When operating at a power of 500 W, the noise of this model corresponds to the average level for power supplies located in the near field. If the power supply is placed under a desk in a bottom-mounted chassis, the noise may be considered below average.

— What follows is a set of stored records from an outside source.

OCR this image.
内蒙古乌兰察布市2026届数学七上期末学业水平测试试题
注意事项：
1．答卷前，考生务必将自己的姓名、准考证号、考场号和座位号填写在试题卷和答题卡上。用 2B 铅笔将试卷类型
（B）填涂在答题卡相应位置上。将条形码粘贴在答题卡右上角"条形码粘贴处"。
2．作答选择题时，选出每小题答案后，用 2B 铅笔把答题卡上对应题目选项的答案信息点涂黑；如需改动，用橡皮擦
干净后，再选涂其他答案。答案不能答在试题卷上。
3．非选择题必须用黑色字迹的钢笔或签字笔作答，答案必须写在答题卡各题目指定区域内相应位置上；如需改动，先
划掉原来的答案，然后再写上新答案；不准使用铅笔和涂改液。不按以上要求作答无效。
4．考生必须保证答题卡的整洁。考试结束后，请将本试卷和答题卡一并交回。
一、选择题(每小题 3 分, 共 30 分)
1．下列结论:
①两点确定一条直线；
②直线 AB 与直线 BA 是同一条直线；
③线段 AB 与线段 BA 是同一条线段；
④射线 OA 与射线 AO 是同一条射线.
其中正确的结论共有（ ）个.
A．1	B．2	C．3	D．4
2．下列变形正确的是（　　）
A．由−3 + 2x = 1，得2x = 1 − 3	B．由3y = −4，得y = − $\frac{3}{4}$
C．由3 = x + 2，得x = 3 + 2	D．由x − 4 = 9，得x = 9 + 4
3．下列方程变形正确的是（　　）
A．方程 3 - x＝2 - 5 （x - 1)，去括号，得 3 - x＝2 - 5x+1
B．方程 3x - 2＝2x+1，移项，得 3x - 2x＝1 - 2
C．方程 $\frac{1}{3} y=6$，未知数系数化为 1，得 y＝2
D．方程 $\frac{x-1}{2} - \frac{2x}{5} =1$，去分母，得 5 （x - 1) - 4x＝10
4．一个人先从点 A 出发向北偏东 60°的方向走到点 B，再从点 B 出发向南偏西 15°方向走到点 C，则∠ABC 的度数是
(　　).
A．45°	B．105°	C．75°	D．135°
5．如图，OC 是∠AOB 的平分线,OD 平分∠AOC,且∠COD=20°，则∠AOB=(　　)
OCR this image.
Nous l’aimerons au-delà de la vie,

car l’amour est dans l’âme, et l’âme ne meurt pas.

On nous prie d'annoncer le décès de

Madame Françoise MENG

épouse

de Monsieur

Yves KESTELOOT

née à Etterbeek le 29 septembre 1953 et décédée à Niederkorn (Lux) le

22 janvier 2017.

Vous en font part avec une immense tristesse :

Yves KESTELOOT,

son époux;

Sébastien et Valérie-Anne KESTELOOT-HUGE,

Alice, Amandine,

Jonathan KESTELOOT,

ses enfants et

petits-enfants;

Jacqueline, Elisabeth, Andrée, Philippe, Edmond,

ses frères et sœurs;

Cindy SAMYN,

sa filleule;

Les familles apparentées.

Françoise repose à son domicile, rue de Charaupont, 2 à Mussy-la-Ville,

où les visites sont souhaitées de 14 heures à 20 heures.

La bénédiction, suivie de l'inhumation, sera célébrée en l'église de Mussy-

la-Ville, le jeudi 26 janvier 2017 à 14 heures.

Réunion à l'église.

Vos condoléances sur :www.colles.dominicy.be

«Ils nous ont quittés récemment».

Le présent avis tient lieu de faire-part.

In residential areas this noise level is not very noticeable during the day, especially at a distance of a meter or more, and in offices it is often drowned out by background noise. However, at night it will be noticeable and can disturb your sleep, so this level of noise may be a challenge for the bedroom.
When operating at a power of 750 W, the noise level exceeds 40 dBA, which makes it significantly noticeable in residential areas during the daytime.
Thus, from the point of view of acoustic comfort, this model provides an acceptable noise level at a power of up to 500 W.
Consumer qualities
Zalman Gigamax III 750W (ZM750-GV3) has a high load capacity of the +12VDC channel, which makes it suitable for powerful systems with two video cards or one maximum powerful one.
From an acoustic point of view, this power supply provides comfortable operation with an output power of up to 500 watts, while remaining quiet up to 400 watts. However, at maximum power it produces a high level of noise.
The wires of the unit are long enough for most modern cases; ribbon wires are mainly used, partially removable.
Results
The Zalman Gigamax III 750W power supply (ZM750-GV3) passed all our tests and demonstrated average efficiency without losing its functionality, which deserves a positive rating. In general, this product is a high-quality mid-level solution, although it does not claim to be a leader in its class.